Prende avvio una nuova Rubrica dedicata alla liturgia e in particolare ai suoi segni
di don Ivano Casaroli
Alla domanda perché non si riesce a coinvolgere i giovani nella Messa, la teologa Lucia Vantini risponde: «La liturgia ha un ritmo lento e per i ragazzi e le ragazze significa noia. È divenuta incomprensibile nei gesti e nelle parole, spesso ragazzi e ragazze si lamentano per il senso di distanza da quello che vivono. Se il Vangelo è una buona notizia, occorre che queste generazioni possano riconoscerlo nella loro quotidianità, in quello che vivono.
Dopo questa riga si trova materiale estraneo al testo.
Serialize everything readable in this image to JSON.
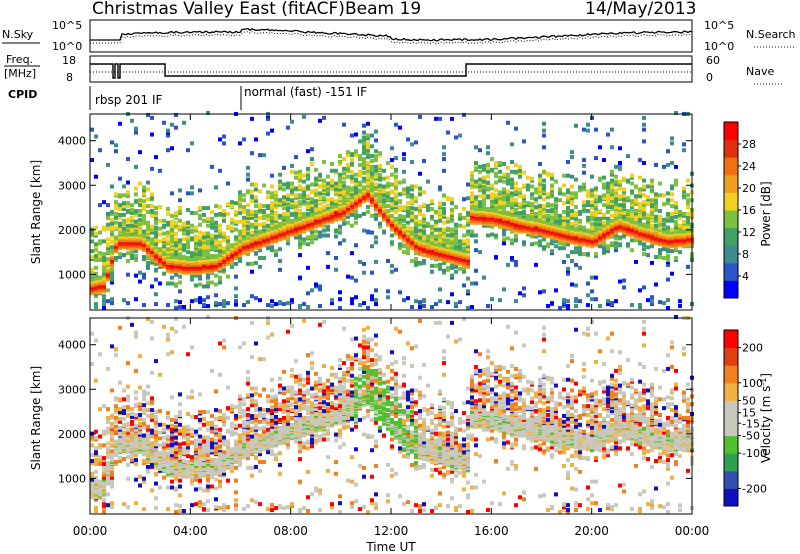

Non sarà certo attraverso qualche ritocco estetico nella comunicazione, che potremo recuperare il dialogo e i legami con loro, ma con una reale attenzione al presente».
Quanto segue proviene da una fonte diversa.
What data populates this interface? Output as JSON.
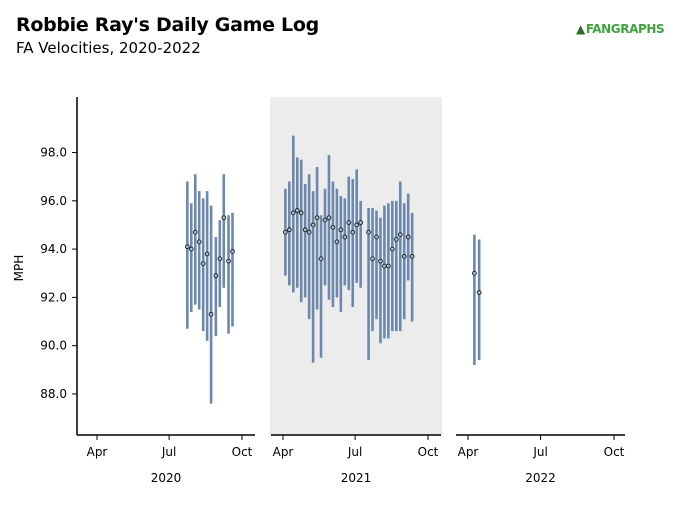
{
  "header": {
    "title": "Robbie Ray's Daily Game Log",
    "subtitle": "FA Velocities, 2020-2022",
    "logo_text": "FANGRAPHS"
  },
  "colors": {
    "bar": "#6c88ab",
    "point_fill": "#9fc3d6",
    "point_stroke": "#1a1a1a",
    "highlight_panel": "#ececec"
  },
  "chart_data": {
    "type": "errorbar",
    "title": "Robbie Ray's Daily Game Log",
    "subtitle": "FA Velocities, 2020-2022",
    "ylabel": "MPH",
    "ylim": [
      86.3,
      100.3
    ],
    "yticks": [
      "88.0",
      "90.0",
      "92.0",
      "94.0",
      "96.0",
      "98.0"
    ],
    "grid": false,
    "month_ticks": [
      "Apr",
      "Jul",
      "Oct"
    ],
    "panels": [
      {
        "year": "2020",
        "highlighted": false,
        "games": [
          {
            "date": "2020-07-24",
            "min": 90.7,
            "max": 96.8,
            "avg": 94.1
          },
          {
            "date": "2020-07-29",
            "min": 91.4,
            "max": 95.9,
            "avg": 94.0
          },
          {
            "date": "2020-08-03",
            "min": 91.7,
            "max": 97.1,
            "avg": 94.7
          },
          {
            "date": "2020-08-08",
            "min": 91.5,
            "max": 96.4,
            "avg": 94.3
          },
          {
            "date": "2020-08-13",
            "min": 90.6,
            "max": 96.1,
            "avg": 93.4
          },
          {
            "date": "2020-08-18",
            "min": 90.2,
            "max": 96.4,
            "avg": 93.8
          },
          {
            "date": "2020-08-23",
            "min": 87.6,
            "max": 95.8,
            "avg": 91.3
          },
          {
            "date": "2020-08-29",
            "min": 90.4,
            "max": 94.5,
            "avg": 92.9
          },
          {
            "date": "2020-09-03",
            "min": 91.6,
            "max": 95.2,
            "avg": 93.6
          },
          {
            "date": "2020-09-08",
            "min": 92.4,
            "max": 97.1,
            "avg": 95.3
          },
          {
            "date": "2020-09-14",
            "min": 90.5,
            "max": 95.4,
            "avg": 93.5
          },
          {
            "date": "2020-09-19",
            "min": 90.8,
            "max": 95.5,
            "avg": 93.9
          }
        ]
      },
      {
        "year": "2021",
        "highlighted": true,
        "games": [
          {
            "date": "2021-04-04",
            "min": 92.9,
            "max": 96.5,
            "avg": 94.7
          },
          {
            "date": "2021-04-09",
            "min": 92.5,
            "max": 96.8,
            "avg": 94.8
          },
          {
            "date": "2021-04-14",
            "min": 92.2,
            "max": 98.7,
            "avg": 95.5
          },
          {
            "date": "2021-04-19",
            "min": 92.4,
            "max": 97.8,
            "avg": 95.6
          },
          {
            "date": "2021-04-24",
            "min": 91.8,
            "max": 97.7,
            "avg": 95.5
          },
          {
            "date": "2021-04-29",
            "min": 92.0,
            "max": 96.7,
            "avg": 94.8
          },
          {
            "date": "2021-05-04",
            "min": 91.1,
            "max": 97.1,
            "avg": 94.7
          },
          {
            "date": "2021-05-09",
            "min": 89.3,
            "max": 96.4,
            "avg": 95.0
          },
          {
            "date": "2021-05-14",
            "min": 91.5,
            "max": 97.4,
            "avg": 95.3
          },
          {
            "date": "2021-05-19",
            "min": 89.5,
            "max": 95.4,
            "avg": 93.6
          },
          {
            "date": "2021-05-24",
            "min": 92.5,
            "max": 96.5,
            "avg": 95.2
          },
          {
            "date": "2021-05-29",
            "min": 91.9,
            "max": 97.9,
            "avg": 95.3
          },
          {
            "date": "2021-06-03",
            "min": 91.6,
            "max": 96.8,
            "avg": 94.9
          },
          {
            "date": "2021-06-08",
            "min": 92.0,
            "max": 96.5,
            "avg": 94.3
          },
          {
            "date": "2021-06-13",
            "min": 91.4,
            "max": 96.2,
            "avg": 94.8
          },
          {
            "date": "2021-06-18",
            "min": 92.5,
            "max": 96.1,
            "avg": 94.5
          },
          {
            "date": "2021-06-23",
            "min": 92.3,
            "max": 97.0,
            "avg": 95.1
          },
          {
            "date": "2021-06-28",
            "min": 91.6,
            "max": 96.9,
            "avg": 94.7
          },
          {
            "date": "2021-07-03",
            "min": 92.6,
            "max": 97.3,
            "avg": 95.0
          },
          {
            "date": "2021-07-08",
            "min": 92.4,
            "max": 96.0,
            "avg": 95.1
          },
          {
            "date": "2021-07-18",
            "min": 89.4,
            "max": 95.7,
            "avg": 94.7
          },
          {
            "date": "2021-07-23",
            "min": 90.6,
            "max": 95.7,
            "avg": 93.6
          },
          {
            "date": "2021-07-28",
            "min": 91.1,
            "max": 95.6,
            "avg": 94.5
          },
          {
            "date": "2021-08-02",
            "min": 90.1,
            "max": 95.3,
            "avg": 93.5
          },
          {
            "date": "2021-08-07",
            "min": 90.3,
            "max": 95.8,
            "avg": 93.3
          },
          {
            "date": "2021-08-12",
            "min": 90.3,
            "max": 95.9,
            "avg": 93.3
          },
          {
            "date": "2021-08-17",
            "min": 90.6,
            "max": 96.0,
            "avg": 94.0
          },
          {
            "date": "2021-08-22",
            "min": 90.6,
            "max": 96.0,
            "avg": 94.4
          },
          {
            "date": "2021-08-27",
            "min": 90.6,
            "max": 96.8,
            "avg": 94.6
          },
          {
            "date": "2021-09-01",
            "min": 91.1,
            "max": 95.9,
            "avg": 93.7
          },
          {
            "date": "2021-09-06",
            "min": 92.7,
            "max": 96.3,
            "avg": 94.5
          },
          {
            "date": "2021-09-11",
            "min": 91.0,
            "max": 95.5,
            "avg": 93.7
          }
        ]
      },
      {
        "year": "2022",
        "highlighted": false,
        "games": [
          {
            "date": "2022-04-09",
            "min": 89.2,
            "max": 94.6,
            "avg": 93.0
          },
          {
            "date": "2022-04-15",
            "min": 89.4,
            "max": 94.4,
            "avg": 92.2
          }
        ]
      }
    ]
  }
}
Non lascia spazio all’incertezza il titolo della ricerca del sociologo Luca Diotallevi, “La messa sbiadita”. Presentando la sua ricerca, il sociologo scrive che «è certamente in crisi la forma religiosa dominante nell’Europa continentale dal XVI al XX secolo. Alcuni si rifugiano nel neo-confessionalismo, cercando un po’ di spazio dietro all’uomo forte di turno, che sia di destra o di sinistra. Poi c’è chi si affida alla commodification of religion (…) Infine c’è l’intuizione di Paolo VI che nell’Evangelii nuntiandi parlava già allora della complessità dell’azione evangelizzatrice. E in più tracciava la strada da seguire. A volte mi sembra, invece, che il generoso impegno profuso oggi dalla Chiesa vada in altre direzioni con il rischio di disperdersi. Non stiamo buttando via una cosa andata a male, ma una ricchezza inestimabile». Tra le riflessioni del sociologo due colpiscono: la diminuzione della fede e della pratica religiosa ha conseguenze anche a livello sociale; siamo responsabili come singoli e come comunità di come va la società politica e culturale. La seconda riflessione è che «il cristianesimo sta diventando un fenomeno ad altissima compatibilità, va bene con tutto e non è contraddistinto da niente». Andare a Messa rischia di non significare quasi più niente, mentre il popolo credente ha sempre vissuto lo spazio dell’eucarestia come il momento della gratuità, il momento della pienezza dell’umanità, il momento della lode e della libertà.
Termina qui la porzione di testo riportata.